Want an eye-popping view of the heavens but don't own a high-powered telescope or live near an observatory? Try building your own reflecting telescope. San Francisco-based designer Douglas Smith did just that after taking a course, and ended up creating a 10-foot monster with great optics and portability.
Smith took a class at the Randall Museum led by amateur astronomer John Dobson, long known for popularizing low-cost reflectors made of plywood and plastic. So-called Dobsonian telescopes are Newtonian reflecting telescopes consisting of a primary light-gathering mirror at the bottom and a secondary mirror near the top that reflects light into the viewfinder.
The unique feature of Smith's f/7.1 telescope is that the secondary mirror and viewfinder--a group called the Upper Tube Assembly--normally rests on long aluminum truss tubes. But when the instrument is being transported, Smith detaches the UTA so it nests inside the lower part of the scope, the plywood mirror box. Weighing about 160 pounds, the entire package rolls on wheels and can fit into a compact pickup truck.
It took Smith about four years working off and on and roughly $2,000 to build the telescope, which he dubbed FirstLight (similar commercial telescopes might cost around $2,000 and up). He used AutoCAD software to design it and Excel to confirm the critical balance point calculations, while friends helped with automated cutting of the plywood with a ShopBot machine.
The priciest components were the focuser, the truss tubes and connectors, and the plywood. Smith saved money by making his own 16.5-inch mirror, originally a flat, 1-inch-thick porthole glass.

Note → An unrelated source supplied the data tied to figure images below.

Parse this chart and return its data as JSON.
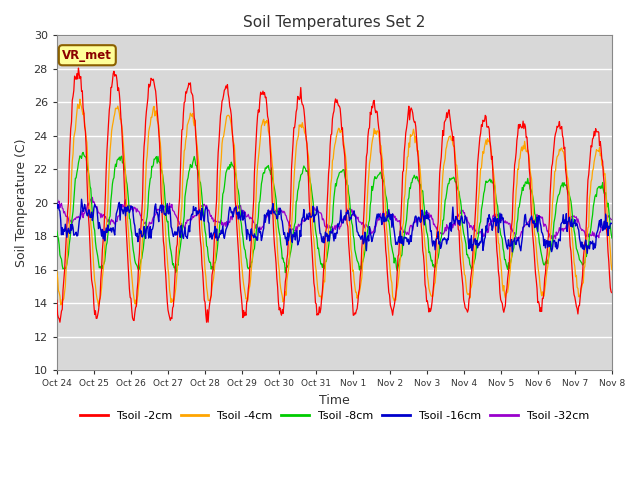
{
  "title": "Soil Temperatures Set 2",
  "xlabel": "Time",
  "ylabel": "Soil Temperature (C)",
  "ylim": [
    10,
    30
  ],
  "yticks": [
    10,
    12,
    14,
    16,
    18,
    20,
    22,
    24,
    26,
    28,
    30
  ],
  "xtick_labels": [
    "Oct 24",
    "Oct 25",
    "Oct 26",
    "Oct 27",
    "Oct 28",
    "Oct 29",
    "Oct 30",
    "Oct 31",
    "Nov 1",
    "Nov 2",
    "Nov 3",
    "Nov 4",
    "Nov 5",
    "Nov 6",
    "Nov 7",
    "Nov 8"
  ],
  "annotation": "VR_met",
  "bg_color": "#d8d8d8",
  "fig_color": "#ffffff",
  "legend": [
    {
      "label": "Tsoil -2cm",
      "color": "#ff0000"
    },
    {
      "label": "Tsoil -4cm",
      "color": "#ffa500"
    },
    {
      "label": "Tsoil -8cm",
      "color": "#00cc00"
    },
    {
      "label": "Tsoil -16cm",
      "color": "#0000cc"
    },
    {
      "label": "Tsoil -32cm",
      "color": "#9900cc"
    }
  ],
  "grid_color": "#ffffff",
  "num_days": 15,
  "pts_per_day": 48
}
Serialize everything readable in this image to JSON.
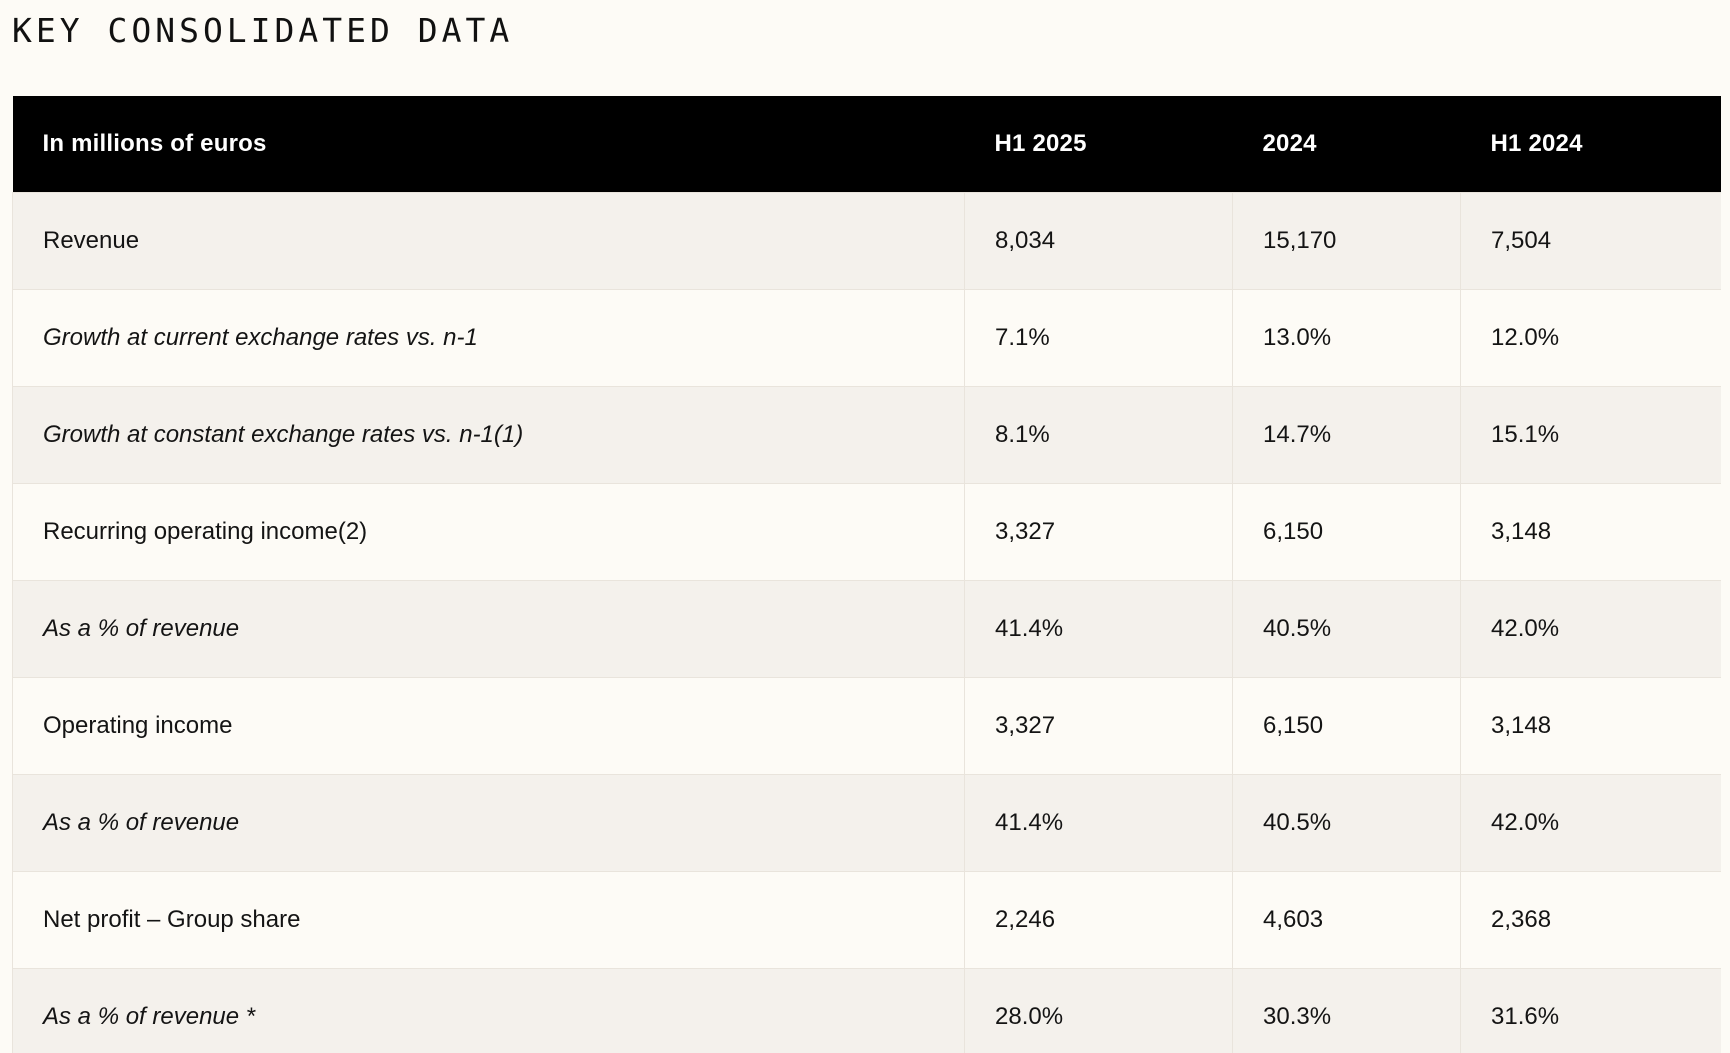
{
  "page": {
    "title": "KEY CONSOLIDATED DATA"
  },
  "table": {
    "headers": [
      "In millions of euros",
      "H1 2025",
      "2024",
      "H1 2024"
    ],
    "rows": [
      {
        "label": "Revenue",
        "values": [
          "8,034",
          "15,170",
          "7,504"
        ],
        "italic": false
      },
      {
        "label": "Growth at current exchange rates vs. n-1",
        "values": [
          "7.1%",
          "13.0%",
          "12.0%"
        ],
        "italic": true
      },
      {
        "label": "Growth at constant exchange rates vs. n-1(1)",
        "values": [
          "8.1%",
          "14.7%",
          "15.1%"
        ],
        "italic": true
      },
      {
        "label": "Recurring operating income(2)",
        "values": [
          "3,327",
          "6,150",
          "3,148"
        ],
        "italic": false
      },
      {
        "label": "As a % of revenue",
        "values": [
          "41.4%",
          "40.5%",
          "42.0%"
        ],
        "italic": true
      },
      {
        "label": "Operating income",
        "values": [
          "3,327",
          "6,150",
          "3,148"
        ],
        "italic": false
      },
      {
        "label": "As a % of revenue",
        "values": [
          "41.4%",
          "40.5%",
          "42.0%"
        ],
        "italic": true
      },
      {
        "label": "Net profit – Group share",
        "values": [
          "2,246",
          "4,603",
          "2,368"
        ],
        "italic": false
      },
      {
        "label": "As a % of revenue *",
        "values": [
          "28.0%",
          "30.3%",
          "31.6%"
        ],
        "italic": true
      }
    ]
  },
  "colors": {
    "background": "#fdfbf6",
    "header_background": "#000000",
    "header_text": "#ffffff",
    "row_shaded": "#f4f1ec",
    "row_plain": "#fdfbf6",
    "border": "#e9e4dc"
  }
}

"Grinding and polishing your own glass saves a lot of money, but the process is also time-consuming and one has to have a lot of patience," Smith said. "I spent a lot of time correcting mistakes in the learning process. I'm glad I did it, but it was challenging."
Other features of the scope include a Plexiglass laser finder board, which has a green laser that Smith points at stars to get them into view, and red LED-illuminated degree indicators on the sides and the base. Smith plans to add motors that will allow the telescope to automatically compensate for the Earth's movement. With that improvement, he can take quality photos of heavenly objects.
Other astronomy enthusiasts are already impressed with FirstLight. Smith has shown it off at Maker Faire in the spring and at Mount Tamalpais in Northern California for stargazing events. Participants appreciate the fact that since it's relatively heavy, FirstLight doesn't sway in the wind like smaller scopes. But what about the optics?
"It's great to hear people say things in astonishment after seeing the detail on the moon, or the rings of Saturn or Jupiter's moons," Smith said. "Some are a little intimidated by having to climb the ladder to view when it's pointing high up, but most are OK with that. I like to say that you climb the ladder to get a little closer to the stars."